Ranking Creative Language Characteristics in Small Data Scenarios
This work addresses the challenge of expensive data labeling for creative language ranking, which is important for downstream language applications, though it is incremental as it builds on existing models.
The paper tackles the problem of ranking creative language with limited labeled data by adapting the DirectRanker model and combining it with Gaussian process preference learning, achieving average Spearman's ρ improvements of 14% and 16% on humor and metaphor novelty tasks compared to previous state-of-the-art methods.

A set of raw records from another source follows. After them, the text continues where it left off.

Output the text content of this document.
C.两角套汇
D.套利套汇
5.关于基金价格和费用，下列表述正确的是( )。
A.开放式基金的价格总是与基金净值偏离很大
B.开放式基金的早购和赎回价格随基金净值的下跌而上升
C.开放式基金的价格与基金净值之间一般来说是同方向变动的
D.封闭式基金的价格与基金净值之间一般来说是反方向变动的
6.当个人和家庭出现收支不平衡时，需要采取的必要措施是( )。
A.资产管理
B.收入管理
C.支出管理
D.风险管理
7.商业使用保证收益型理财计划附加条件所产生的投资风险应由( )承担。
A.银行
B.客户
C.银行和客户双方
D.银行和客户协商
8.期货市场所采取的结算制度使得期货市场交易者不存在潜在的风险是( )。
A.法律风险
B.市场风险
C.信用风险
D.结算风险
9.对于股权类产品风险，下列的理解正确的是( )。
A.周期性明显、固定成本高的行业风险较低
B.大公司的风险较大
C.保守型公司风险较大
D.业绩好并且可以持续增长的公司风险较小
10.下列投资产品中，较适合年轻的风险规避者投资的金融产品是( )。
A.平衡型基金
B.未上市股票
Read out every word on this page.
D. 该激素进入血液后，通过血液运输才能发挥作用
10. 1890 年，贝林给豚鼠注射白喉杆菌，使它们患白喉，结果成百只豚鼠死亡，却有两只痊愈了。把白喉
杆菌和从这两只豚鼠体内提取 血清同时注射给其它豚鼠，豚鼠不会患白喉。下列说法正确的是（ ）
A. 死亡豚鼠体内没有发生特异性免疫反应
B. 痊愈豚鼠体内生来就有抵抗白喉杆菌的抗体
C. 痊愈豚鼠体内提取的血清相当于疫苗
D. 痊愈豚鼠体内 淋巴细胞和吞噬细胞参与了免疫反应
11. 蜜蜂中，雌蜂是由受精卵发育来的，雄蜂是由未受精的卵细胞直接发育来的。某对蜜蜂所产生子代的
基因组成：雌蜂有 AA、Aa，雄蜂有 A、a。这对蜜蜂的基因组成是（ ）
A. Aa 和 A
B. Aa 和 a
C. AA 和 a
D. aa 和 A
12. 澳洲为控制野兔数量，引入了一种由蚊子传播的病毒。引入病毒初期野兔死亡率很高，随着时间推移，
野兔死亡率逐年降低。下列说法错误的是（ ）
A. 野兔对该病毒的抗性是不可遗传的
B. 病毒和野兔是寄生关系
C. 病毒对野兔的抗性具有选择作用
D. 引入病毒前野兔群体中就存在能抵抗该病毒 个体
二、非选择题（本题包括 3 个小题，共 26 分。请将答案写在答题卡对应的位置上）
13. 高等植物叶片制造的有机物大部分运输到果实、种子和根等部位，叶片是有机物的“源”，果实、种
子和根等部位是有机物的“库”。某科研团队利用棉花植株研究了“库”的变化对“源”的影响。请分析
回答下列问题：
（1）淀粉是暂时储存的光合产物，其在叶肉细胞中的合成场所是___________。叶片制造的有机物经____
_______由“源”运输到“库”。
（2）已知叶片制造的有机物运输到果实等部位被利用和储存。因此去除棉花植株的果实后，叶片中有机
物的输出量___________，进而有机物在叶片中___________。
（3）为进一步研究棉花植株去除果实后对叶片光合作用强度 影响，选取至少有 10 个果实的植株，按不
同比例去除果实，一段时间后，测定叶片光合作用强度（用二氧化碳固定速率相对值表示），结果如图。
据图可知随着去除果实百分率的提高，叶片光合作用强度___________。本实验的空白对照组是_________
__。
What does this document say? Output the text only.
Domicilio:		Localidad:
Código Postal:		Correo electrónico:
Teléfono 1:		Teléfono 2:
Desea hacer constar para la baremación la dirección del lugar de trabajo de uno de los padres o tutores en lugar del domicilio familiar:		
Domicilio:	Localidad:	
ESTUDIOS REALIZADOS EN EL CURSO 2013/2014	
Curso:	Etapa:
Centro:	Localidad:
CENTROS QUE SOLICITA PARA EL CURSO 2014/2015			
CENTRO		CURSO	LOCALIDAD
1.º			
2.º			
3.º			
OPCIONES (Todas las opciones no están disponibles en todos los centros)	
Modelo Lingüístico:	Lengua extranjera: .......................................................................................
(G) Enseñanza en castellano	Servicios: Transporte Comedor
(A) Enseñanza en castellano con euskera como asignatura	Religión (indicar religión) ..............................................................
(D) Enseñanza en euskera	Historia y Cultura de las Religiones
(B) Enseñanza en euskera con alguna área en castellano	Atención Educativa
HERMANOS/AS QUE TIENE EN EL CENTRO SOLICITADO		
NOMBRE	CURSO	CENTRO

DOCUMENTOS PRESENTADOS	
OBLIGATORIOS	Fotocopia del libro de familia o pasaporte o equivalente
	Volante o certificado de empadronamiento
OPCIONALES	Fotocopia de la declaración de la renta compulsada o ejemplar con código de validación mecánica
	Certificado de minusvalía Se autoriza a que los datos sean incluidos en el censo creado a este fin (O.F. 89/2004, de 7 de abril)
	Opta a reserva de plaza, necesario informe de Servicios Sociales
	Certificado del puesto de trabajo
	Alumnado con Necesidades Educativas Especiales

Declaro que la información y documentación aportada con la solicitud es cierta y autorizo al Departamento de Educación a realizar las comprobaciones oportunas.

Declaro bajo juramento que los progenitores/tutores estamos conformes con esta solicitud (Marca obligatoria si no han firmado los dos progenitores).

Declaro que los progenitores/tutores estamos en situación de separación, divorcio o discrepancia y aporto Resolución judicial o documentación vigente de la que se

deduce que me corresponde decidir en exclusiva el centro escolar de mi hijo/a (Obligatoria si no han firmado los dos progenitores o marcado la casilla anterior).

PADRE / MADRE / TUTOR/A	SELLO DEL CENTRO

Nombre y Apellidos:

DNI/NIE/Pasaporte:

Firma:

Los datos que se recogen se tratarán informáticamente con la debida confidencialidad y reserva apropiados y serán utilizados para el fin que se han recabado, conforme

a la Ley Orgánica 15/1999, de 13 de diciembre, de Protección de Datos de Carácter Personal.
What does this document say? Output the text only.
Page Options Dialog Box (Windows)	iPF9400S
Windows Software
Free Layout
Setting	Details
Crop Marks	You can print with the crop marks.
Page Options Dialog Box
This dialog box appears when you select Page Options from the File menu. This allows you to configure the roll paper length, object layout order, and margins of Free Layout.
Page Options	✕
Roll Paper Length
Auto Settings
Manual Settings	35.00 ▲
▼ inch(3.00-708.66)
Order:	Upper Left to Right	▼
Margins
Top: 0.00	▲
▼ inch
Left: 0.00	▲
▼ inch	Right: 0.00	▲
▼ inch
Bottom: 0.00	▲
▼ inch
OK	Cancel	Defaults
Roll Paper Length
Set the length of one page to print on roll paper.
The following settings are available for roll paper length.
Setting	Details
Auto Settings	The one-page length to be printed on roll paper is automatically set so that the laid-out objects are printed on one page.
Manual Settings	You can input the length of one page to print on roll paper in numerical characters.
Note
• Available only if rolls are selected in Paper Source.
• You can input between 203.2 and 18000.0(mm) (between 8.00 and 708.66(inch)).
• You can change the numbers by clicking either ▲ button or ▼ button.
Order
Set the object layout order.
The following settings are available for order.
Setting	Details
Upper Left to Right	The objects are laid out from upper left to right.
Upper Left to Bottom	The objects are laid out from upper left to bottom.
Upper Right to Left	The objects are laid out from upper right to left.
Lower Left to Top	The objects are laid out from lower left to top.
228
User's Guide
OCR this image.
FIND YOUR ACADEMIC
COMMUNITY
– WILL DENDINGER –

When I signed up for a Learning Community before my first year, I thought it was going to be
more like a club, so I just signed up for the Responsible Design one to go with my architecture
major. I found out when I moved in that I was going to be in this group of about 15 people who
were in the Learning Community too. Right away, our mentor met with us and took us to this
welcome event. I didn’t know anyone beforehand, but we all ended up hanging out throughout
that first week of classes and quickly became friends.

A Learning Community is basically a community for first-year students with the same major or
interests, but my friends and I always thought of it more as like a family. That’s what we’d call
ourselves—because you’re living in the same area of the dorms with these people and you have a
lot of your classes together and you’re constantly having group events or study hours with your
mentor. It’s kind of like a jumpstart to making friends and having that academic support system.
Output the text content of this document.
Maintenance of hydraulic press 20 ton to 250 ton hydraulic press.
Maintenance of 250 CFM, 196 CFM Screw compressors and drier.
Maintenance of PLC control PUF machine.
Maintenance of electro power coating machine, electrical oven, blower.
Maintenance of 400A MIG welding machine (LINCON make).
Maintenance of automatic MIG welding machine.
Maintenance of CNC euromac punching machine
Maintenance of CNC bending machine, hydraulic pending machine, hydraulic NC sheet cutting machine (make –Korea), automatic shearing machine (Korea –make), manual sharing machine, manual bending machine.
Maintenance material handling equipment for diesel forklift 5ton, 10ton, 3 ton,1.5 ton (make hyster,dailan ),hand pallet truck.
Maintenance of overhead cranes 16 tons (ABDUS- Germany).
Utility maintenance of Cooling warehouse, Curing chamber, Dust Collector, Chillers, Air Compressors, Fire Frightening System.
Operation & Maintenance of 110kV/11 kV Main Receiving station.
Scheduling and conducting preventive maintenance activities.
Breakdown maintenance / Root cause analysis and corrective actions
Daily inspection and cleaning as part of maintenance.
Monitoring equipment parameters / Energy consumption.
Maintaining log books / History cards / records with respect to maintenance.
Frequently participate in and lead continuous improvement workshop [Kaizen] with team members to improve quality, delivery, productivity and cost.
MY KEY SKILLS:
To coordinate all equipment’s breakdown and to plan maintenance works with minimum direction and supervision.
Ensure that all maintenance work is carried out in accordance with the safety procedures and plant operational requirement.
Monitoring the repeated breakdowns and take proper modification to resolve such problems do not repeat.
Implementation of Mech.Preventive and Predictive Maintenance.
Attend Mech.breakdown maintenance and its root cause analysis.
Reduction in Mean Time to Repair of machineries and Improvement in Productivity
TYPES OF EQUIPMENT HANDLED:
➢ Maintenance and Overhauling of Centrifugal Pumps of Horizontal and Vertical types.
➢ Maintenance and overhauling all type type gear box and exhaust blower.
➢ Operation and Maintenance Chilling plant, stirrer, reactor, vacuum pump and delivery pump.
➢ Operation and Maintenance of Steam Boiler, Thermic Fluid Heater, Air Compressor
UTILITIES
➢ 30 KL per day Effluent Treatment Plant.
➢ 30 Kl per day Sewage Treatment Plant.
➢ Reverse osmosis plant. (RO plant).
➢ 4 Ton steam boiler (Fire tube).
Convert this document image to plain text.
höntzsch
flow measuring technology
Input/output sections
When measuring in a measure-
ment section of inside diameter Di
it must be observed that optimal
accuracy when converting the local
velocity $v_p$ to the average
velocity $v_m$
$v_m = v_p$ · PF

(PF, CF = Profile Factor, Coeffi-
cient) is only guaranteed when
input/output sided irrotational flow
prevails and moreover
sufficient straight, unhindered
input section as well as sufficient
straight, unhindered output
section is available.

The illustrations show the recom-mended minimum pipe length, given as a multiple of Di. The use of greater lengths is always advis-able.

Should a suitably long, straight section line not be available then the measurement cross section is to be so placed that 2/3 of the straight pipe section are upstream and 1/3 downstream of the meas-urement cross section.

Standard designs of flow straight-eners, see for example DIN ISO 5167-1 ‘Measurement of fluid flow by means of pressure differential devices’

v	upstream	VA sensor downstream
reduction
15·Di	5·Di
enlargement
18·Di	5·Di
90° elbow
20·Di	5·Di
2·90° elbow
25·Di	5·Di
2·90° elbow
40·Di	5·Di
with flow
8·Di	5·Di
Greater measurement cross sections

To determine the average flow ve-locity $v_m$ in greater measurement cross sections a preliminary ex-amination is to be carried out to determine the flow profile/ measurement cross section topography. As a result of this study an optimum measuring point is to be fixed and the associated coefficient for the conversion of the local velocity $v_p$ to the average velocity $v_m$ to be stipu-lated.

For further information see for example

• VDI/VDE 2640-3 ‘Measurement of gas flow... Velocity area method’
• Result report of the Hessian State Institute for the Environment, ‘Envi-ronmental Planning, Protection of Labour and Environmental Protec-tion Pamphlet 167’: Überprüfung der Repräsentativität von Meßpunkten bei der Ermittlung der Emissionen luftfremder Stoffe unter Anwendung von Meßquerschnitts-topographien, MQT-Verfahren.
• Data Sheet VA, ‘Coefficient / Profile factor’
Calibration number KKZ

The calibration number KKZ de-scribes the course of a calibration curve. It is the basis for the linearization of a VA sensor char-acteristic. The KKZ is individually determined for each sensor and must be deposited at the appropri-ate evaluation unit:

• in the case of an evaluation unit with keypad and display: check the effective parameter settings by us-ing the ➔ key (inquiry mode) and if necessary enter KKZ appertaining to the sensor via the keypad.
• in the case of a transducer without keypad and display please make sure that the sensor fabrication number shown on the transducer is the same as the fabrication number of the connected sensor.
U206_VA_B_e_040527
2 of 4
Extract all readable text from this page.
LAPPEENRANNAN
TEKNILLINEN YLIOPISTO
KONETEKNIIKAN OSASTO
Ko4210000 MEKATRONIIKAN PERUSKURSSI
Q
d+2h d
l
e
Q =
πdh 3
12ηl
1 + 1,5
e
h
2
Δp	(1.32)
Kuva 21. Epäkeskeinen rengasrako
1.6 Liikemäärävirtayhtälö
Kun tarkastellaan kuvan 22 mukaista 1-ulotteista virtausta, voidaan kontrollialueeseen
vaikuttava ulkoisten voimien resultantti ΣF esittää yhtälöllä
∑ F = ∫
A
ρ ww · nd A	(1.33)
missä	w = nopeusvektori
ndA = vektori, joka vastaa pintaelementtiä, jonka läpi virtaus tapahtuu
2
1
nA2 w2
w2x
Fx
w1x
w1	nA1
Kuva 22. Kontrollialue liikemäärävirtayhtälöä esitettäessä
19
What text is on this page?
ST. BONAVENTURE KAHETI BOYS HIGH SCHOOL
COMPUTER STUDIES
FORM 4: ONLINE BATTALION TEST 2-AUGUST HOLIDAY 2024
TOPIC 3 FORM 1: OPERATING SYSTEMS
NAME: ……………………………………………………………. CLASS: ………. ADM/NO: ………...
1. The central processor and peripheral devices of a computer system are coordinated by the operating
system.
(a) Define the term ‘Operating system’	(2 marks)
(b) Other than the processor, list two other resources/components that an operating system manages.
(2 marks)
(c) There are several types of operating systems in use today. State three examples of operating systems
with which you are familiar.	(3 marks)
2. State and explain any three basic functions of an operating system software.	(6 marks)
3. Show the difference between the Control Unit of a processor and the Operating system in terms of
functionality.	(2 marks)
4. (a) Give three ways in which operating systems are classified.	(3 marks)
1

The ability to rank creative natural language provides an important general tool for downstream language understanding and generation. However, current deep ranking models require substantial amounts of labeled data that are difficult and expensive to obtain for different domains, languages and creative characteristics. A recent neural approach, the DirectRanker, promises to reduce the amount of training data needed but its application to text isn't fully explored. We therefore adapt the DirectRanker to provide a new deep model for ranking creative language with small data. We compare DirectRanker with a Bayesian approach, Gaussian process preference learning (GPPL), which has previously been shown to work well with sparse data. Our experiments with sparse training data show that while the performance of standard neural ranking approaches collapses with small training datasets, DirectRanker remains effective. We find that combining DirectRanker with GPPL increases performance across different settings by leveraging the complementary benefits of both models. Our combined approach outperforms the previous state-of-the-art on humor and metaphor novelty tasks, increasing Spearman's $ρ$ by 14% and 16% on average.